Project Overview
In This Work
This project came about towards the end of my doctoral studies as a synthesis of ideas in fairness and theoretical reinforcement learning. We wanted to lay out well-motivated fairness objectives and understand the impact of sequential decision-making processes on multiple stakeholders. However, we also placed significant emphasis on the dynamics of learning and algorithms that could guarantee their behavior after a relatively small amount of exploration and learning. This course of study led to concepts of learning requiring approximate optimality with respect to various fairness objectives, and exploration efficiency guarantees generalizing those found in the mistake-bound, KWIK, and PAC-MDP RL frameworks.

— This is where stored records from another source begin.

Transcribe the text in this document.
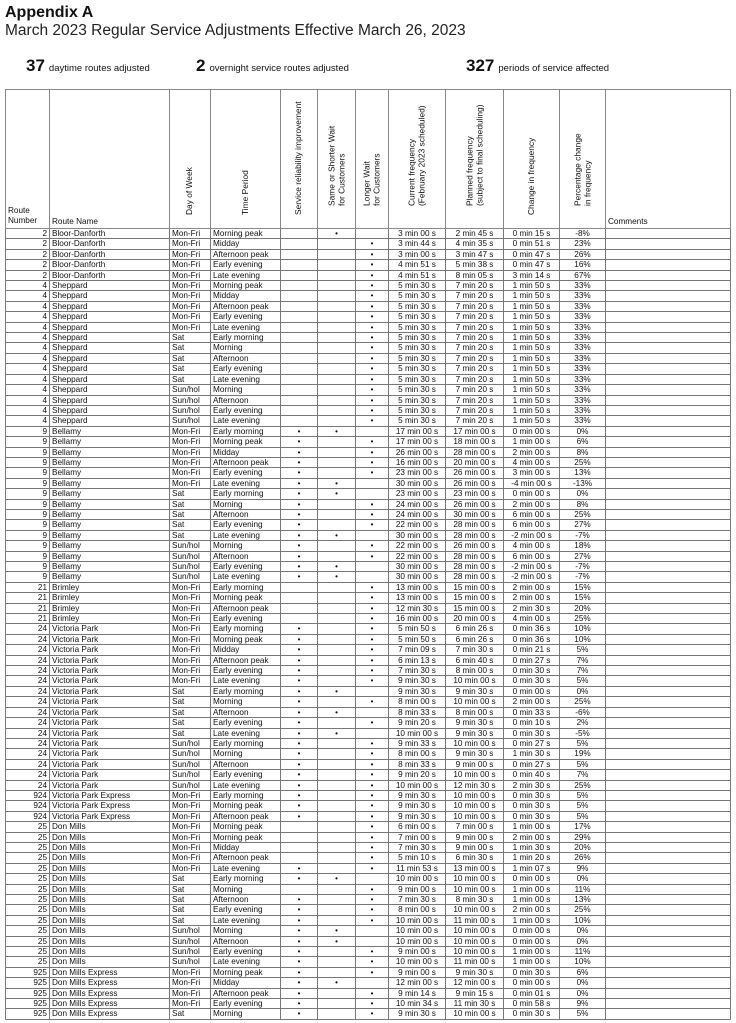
Appendix A
March 2023 Regular Service Adjustments Effective March 26, 2023
37 daytime routes adjusted	2 overnight service routes adjusted	327 periods of service affected
Route
Number	Route Name	Day of Week	Time Period	Service reliability improvement	Same or Shorter Wait
for Customers	Longer Wait
for Customers	Current frequency
(February 2023 scheduled)	Planned frequency
(subject to final scheduling)	Change in frequency	Percentage change
in frequency	Comments
2	Bloor-Danforth	Mon-Fri	Morning peak		•		3 min 00 s	2 min 45 s	0 min 15 s	-8%	
2	Bloor-Danforth	Mon-Fri	Midday			•	3 min 44 s	4 min 35 s	0 min 51 s	23%	
2	Bloor-Danforth	Mon-Fri	Afternoon peak			•	3 min 00 s	3 min 47 s	0 min 47 s	26%	
2	Bloor-Danforth	Mon-Fri	Early evening			•	4 min 51 s	5 min 38 s	0 min 47 s	16%	
2	Bloor-Danforth	Mon-Fri	Late evening			•	4 min 51 s	8 min 05 s	3 min 14 s	67%	
4	Sheppard	Mon-Fri	Morning peak			•	5 min 30 s	7 min 20 s	1 min 50 s	33%	
4	Sheppard	Mon-Fri	Midday			•	5 min 30 s	7 min 20 s	1 min 50 s	33%	
4	Sheppard	Mon-Fri	Afternoon peak			•	5 min 30 s	7 min 20 s	1 min 50 s	33%	
4	Sheppard	Mon-Fri	Early evening			•	5 min 30 s	7 min 20 s	1 min 50 s	33%	
4	Sheppard	Mon-Fri	Late evening			•	5 min 30 s	7 min 20 s	1 min 50 s	33%	
4	Sheppard	Sat	Early morning			•	5 min 30 s	7 min 20 s	1 min 50 s	33%	
4	Sheppard	Sat	Morning			•	5 min 30 s	7 min 20 s	1 min 50 s	33%	
4	Sheppard	Sat	Afternoon			•	5 min 30 s	7 min 20 s	1 min 50 s	33%	
4	Sheppard	Sat	Early evening			•	5 min 30 s	7 min 20 s	1 min 50 s	33%	
4	Sheppard	Sat	Late evening			•	5 min 30 s	7 min 20 s	1 min 50 s	33%	
4	Sheppard	Sun/hol	Morning			•	5 min 30 s	7 min 20 s	1 min 50 s	33%	
4	Sheppard	Sun/hol	Afternoon			•	5 min 30 s	7 min 20 s	1 min 50 s	33%	
4	Sheppard	Sun/hol	Early evening			•	5 min 30 s	7 min 20 s	1 min 50 s	33%	
4	Sheppard	Sun/hol	Late evening			•	5 min 30 s	7 min 20 s	1 min 50 s	33%	
9	Bellamy	Mon-Fri	Early morning	•	•		17 min 00 s	17 min 00 s	0 min 00 s	0%	
9	Bellamy	Mon-Fri	Morning peak	•		•	17 min 00 s	18 min 00 s	1 min 00 s	6%	
9	Bellamy	Mon-Fri	Midday	•		•	26 min 00 s	28 min 00 s	2 min 00 s	8%	
9	Bellamy	Mon-Fri	Afternoon peak	•		•	16 min 00 s	20 min 00 s	4 min 00 s	25%	
9	Bellamy	Mon-Fri	Early evening	•		•	23 min 00 s	26 min 00 s	3 min 00 s	13%	
9	Bellamy	Mon-Fri	Late evening	•	•		30 min 00 s	26 min 00 s	-4 min 00 s	-13%	
9	Bellamy	Sat	Early morning	•	•		23 min 00 s	23 min 00 s	0 min 00 s	0%	
9	Bellamy	Sat	Morning	•		•	24 min 00 s	26 min 00 s	2 min 00 s	8%	
9	Bellamy	Sat	Afternoon	•		•	24 min 00 s	30 min 00 s	6 min 00 s	25%	
9	Bellamy	Sat	Early evening	•		•	22 min 00 s	28 min 00 s	6 min 00 s	27%	
9	Bellamy	Sat	Late evening	•	•		30 min 00 s	28 min 00 s	-2 min 00 s	-7%	
9	Bellamy	Sun/hol	Morning	•		•	22 min 00 s	26 min 00 s	4 min 00 s	18%	
9	Bellamy	Sun/hol	Afternoon	•		•	22 min 00 s	28 min 00 s	6 min 00 s	27%	
9	Bellamy	Sun/hol	Early evening	•	•		30 min 00 s	28 min 00 s	-2 min 00 s	-7%	
9	Bellamy	Sun/hol	Late evening	•	•		30 min 00 s	28 min 00 s	-2 min 00 s	-7%	
21	Brimley	Mon-Fri	Early morning			•	13 min 00 s	15 min 00 s	2 min 00 s	15%	
21	Brimley	Mon-Fri	Morning peak			•	13 min 00 s	15 min 00 s	2 min 00 s	15%	
21	Brimley	Mon-Fri	Afternoon peak			•	12 min 30 s	15 min 00 s	2 min 30 s	20%	
21	Brimley	Mon-Fri	Early evening			•	16 min 00 s	20 min 00 s	4 min 00 s	25%	
24	Victoria Park	Mon-Fri	Early morning	•		•	5 min 50 s	6 min 26 s	0 min 36 s	10%	
24	Victoria Park	Mon-Fri	Morning peak	•		•	5 min 50 s	6 min 26 s	0 min 36 s	10%	
24	Victoria Park	Mon-Fri	Midday	•		•	7 min 09 s	7 min 30 s	0 min 21 s	5%	
24	Victoria Park	Mon-Fri	Afternoon peak	•		•	6 min 13 s	6 min 40 s	0 min 27 s	7%	
24	Victoria Park	Mon-Fri	Early evening	•		•	7 min 30 s	8 min 00 s	0 min 30 s	7%	
24	Victoria Park	Mon-Fri	Late evening	•		•	9 min 30 s	10 min 00 s	0 min 30 s	5%	
24	Victoria Park	Sat	Early morning	•	•		9 min 30 s	9 min 30 s	0 min 00 s	0%	
24	Victoria Park	Sat	Morning	•		•	8 min 00 s	10 min 00 s	2 min 00 s	25%	
24	Victoria Park	Sat	Afternoon	•	•		8 min 33 s	8 min 00 s	0 min 33 s	-6%	
24	Victoria Park	Sat	Early evening	•		•	9 min 20 s	9 min 30 s	0 min 10 s	2%	
24	Victoria Park	Sat	Late evening	•	•		10 min 00 s	9 min 30 s	0 min 30 s	-5%	
24	Victoria Park	Sun/hol	Early morning	•		•	9 min 33 s	10 min 00 s	0 min 27 s	5%	
24	Victoria Park	Sun/hol	Morning	•		•	8 min 00 s	9 min 30 s	1 min 30 s	19%	
24	Victoria Park	Sun/hol	Afternoon	•		•	8 min 33 s	9 min 00 s	0 min 27 s	5%	
24	Victoria Park	Sun/hol	Early evening	•		•	9 min 20 s	10 min 00 s	0 min 40 s	7%	
24	Victoria Park	Sun/hol	Late evening	•		•	10 min 00 s	12 min 30 s	2 min 30 s	25%	
924	Victoria Park Express	Mon-Fri	Early morning	•		•	9 min 30 s	10 min 00 s	0 min 30 s	5%	
924	Victoria Park Express	Mon-Fri	Morning peak	•		•	9 min 30 s	10 min 00 s	0 min 30 s	5%	
924	Victoria Park Express	Mon-Fri	Afternoon peak	•		•	9 min 30 s	10 min 00 s	0 min 30 s	5%	
25	Don Mills	Mon-Fri	Morning peak			•	6 min 00 s	7 min 00 s	1 min 00 s	17%	
25	Don Mills	Mon-Fri	Morning peak			•	7 min 00 s	9 min 00 s	2 min 00 s	29%	
25	Don Mills	Mon-Fri	Midday			•	7 min 30 s	9 min 00 s	1 min 30 s	20%	
25	Don Mills	Mon-Fri	Afternoon peak			•	5 min 10 s	6 min 30 s	1 min 20 s	26%	
25	Don Mills	Mon-Fri	Late evening	•		•	11 min 53 s	13 min 00 s	1 min 07 s	9%	
25	Don Mills	Sat	Early morning	•	•		10 min 00 s	10 min 00 s	0 min 00 s	0%	
25	Don Mills	Sat	Morning			•	9 min 00 s	10 min 00 s	1 min 00 s	11%	
25	Don Mills	Sat	Afternoon	•		•	7 min 30 s	8 min 30 s	1 min 00 s	13%	
25	Don Mills	Sat	Early evening	•		•	8 min 00 s	10 min 00 s	2 min 00 s	25%	
25	Don Mills	Sat	Late evening	•		•	10 min 00 s	11 min 00 s	1 min 00 s	10%	
25	Don Mills	Sun/hol	Morning	•	•		10 min 00 s	10 min 00 s	0 min 00 s	0%	
25	Don Mills	Sun/hol	Afternoon	•	•		10 min 00 s	10 min 00 s	0 min 00 s	0%	
25	Don Mills	Sun/hol	Early evening	•		•	9 min 00 s	10 min 00 s	1 min 00 s	11%	
25	Don Mills	Sun/hol	Late evening	•		•	10 min 00 s	11 min 00 s	1 min 00 s	10%	
925	Don Mills Express	Mon-Fri	Morning peak	•		•	9 min 00 s	9 min 30 s	0 min 30 s	6%	
925	Don Mills Express	Mon-Fri	Midday	•	•		12 min 00 s	12 min 00 s	0 min 00 s	0%	
925	Don Mills Express	Mon-Fri	Afternoon peak	•		•	9 min 14 s	9 min 15 s	0 min 01 s	0%	
925	Don Mills Express	Mon-Fri	Early evening	•		•	10 min 34 s	11 min 30 s	0 min 58 s	9%	
925	Don Mills Express	Sat	Morning	•		•	9 min 30 s	10 min 00 s	0 min 30 s	5%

Ultimately, this work raises the argument that objectives in toy RL problems and modern RL systems should be approached as fundamentally different. While RL agents acting independently in simple environments reasonably maximize their own value functions, as reinforcement learning is used to control and define systems of greater complexity that impact more and evermore people, we should think of these learning problems in terms of how the actions of an agent impact society at large. In other words, we argue for a shift from egocentric to socially aware reinforcement learning as the complexity and influence of RL systems continues to expand. This work was first presented to the world at RLDM 2022 at Brown University, and a greatly expanded and more theoretical treatment on the subject was given in our award-winning RLC 2024 paper, presented at the University of Massachusetts Amherst.